Ignorant totalement l’anecdote, les photographies de Christer Stromholm captivent par leur capacité de résistance à la glose, par une mystérieuse énigme qu’elles placent sous nos yeux et se refusent à expliciter. Elles nous disent simplement : cela fut et je l’ai vu ainsi. Je l’ai vu, regardé, et je l’ai versé à cette étrange éternité d’un temps strictement photographique, un temps qui s’étend entre l’instant de la prise de vue et le moment où vous regardez, pour que cette image devienne votre réalité, contemporaine alors que le réel qui l’a engendrée n’est plus depuis tellement longtemps. L’œuvre, alors, est entièrement traversée par le questionnement de la mort. C’est ainsi que les images d’un Paris disparu ne font pas appel à notre nostalgie mais éveillent notre curiosité et soutiennent notre intérêt en tant que document. Comment expliquer autrement que nous puissions, aujourd’hui, contempler avec plaisir aussi bien les toiles peintes des boutiques foraines de Pigalle que le « portrait » d’un serpent entravé ou la pose mutine d’un jeune travesti ? Documenter le monde, au-delà de sa superficie visible, en questionner les enjeux, tout cela sur fond de scepticisme sans désespoir et de généreuse tristesse a été l’œuvre d’un demi-siècle de pratique photographique incessante, éclectique, boulimique parfois. C’est que, pour Christer Stromholm, l’enjeu était évidemment d’aller au plus profond des choses, sur le monde et, aussi, sur la photographie qu’il apprenait sans cesse à maîtriser, à explorer, à tenter de cerner et de comprendre. Lui qui a su choisir une lumière fondatrice de son œuvre a été naturellement, obsédé durant toute sa vie par le fait qu’une photographie est une interprétation, savante, du négatif réalisé en un instant.

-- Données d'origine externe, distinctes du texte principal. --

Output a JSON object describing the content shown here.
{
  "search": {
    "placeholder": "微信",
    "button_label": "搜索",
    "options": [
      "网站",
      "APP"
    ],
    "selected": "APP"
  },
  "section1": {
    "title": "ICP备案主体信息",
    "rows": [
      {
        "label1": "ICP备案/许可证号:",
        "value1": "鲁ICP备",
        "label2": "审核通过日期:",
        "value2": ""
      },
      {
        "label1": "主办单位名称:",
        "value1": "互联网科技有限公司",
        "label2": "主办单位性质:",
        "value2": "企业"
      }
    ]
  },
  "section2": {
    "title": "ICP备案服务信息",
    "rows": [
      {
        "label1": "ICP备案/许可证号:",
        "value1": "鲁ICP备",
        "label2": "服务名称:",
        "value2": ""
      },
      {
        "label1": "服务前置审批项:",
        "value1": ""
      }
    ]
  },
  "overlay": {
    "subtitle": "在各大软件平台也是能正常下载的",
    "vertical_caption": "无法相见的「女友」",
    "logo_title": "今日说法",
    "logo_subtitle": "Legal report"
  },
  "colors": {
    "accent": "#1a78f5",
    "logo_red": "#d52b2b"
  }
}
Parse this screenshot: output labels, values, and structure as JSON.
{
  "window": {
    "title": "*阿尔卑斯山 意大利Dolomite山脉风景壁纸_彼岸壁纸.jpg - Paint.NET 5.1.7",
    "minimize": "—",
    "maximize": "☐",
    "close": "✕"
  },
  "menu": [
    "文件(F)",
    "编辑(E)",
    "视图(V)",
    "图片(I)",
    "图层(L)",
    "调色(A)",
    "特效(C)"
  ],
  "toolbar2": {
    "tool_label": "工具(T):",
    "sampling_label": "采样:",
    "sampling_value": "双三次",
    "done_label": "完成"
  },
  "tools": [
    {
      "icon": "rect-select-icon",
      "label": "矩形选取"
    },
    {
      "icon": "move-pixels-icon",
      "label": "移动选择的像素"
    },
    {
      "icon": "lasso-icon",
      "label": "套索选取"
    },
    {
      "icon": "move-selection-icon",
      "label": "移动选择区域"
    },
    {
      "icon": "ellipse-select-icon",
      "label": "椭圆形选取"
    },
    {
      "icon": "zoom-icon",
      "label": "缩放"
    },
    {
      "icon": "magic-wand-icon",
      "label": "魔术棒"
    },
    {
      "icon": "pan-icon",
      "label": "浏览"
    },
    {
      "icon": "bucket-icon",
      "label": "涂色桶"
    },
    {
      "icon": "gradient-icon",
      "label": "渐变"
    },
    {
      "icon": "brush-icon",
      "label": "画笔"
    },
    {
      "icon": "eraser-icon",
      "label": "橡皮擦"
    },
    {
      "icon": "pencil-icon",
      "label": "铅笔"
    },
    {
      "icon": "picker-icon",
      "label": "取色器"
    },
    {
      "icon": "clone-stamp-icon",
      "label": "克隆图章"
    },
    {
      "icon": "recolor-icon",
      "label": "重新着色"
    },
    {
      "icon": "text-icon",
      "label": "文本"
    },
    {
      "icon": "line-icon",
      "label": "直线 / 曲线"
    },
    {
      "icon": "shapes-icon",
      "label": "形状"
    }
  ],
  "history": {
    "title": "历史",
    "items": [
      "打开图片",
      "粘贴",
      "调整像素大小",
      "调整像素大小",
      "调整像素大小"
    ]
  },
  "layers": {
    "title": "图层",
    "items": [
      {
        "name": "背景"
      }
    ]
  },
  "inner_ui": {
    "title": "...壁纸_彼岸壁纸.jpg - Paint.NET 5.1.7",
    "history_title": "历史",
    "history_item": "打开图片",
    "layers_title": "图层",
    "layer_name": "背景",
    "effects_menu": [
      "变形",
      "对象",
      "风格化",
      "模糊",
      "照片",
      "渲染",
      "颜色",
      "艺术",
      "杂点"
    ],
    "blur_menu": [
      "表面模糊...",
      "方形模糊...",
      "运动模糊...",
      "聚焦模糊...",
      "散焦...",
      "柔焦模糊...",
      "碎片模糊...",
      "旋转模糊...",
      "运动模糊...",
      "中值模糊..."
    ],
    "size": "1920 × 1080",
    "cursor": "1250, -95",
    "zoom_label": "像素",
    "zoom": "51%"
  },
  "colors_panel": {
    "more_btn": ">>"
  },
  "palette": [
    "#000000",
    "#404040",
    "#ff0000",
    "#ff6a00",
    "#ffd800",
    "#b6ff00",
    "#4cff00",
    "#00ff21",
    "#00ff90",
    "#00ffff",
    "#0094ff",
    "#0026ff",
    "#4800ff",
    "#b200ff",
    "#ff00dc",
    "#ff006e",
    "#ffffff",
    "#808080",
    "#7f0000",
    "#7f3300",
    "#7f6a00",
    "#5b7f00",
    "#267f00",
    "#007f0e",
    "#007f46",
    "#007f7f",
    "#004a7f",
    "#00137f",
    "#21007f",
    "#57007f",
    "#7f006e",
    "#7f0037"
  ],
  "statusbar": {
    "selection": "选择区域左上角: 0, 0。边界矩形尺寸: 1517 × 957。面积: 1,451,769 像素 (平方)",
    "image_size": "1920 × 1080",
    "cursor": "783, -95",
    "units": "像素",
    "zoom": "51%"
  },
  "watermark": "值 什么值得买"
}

D’où la fonction essentielle du tirage chez un artiste qui, lorsqu’il tentait d’obtenir les contrastes très particuliers qu’il expliquait à ses assistants, devait se souvenir de sa pratique de graveur. La prise de vue, finalement, n’est qu’une anecdote qui ouvre la possibilité d’une image telle que le photographe l’a pensée, transcendant le réel tout autant qu’elle l’atteste.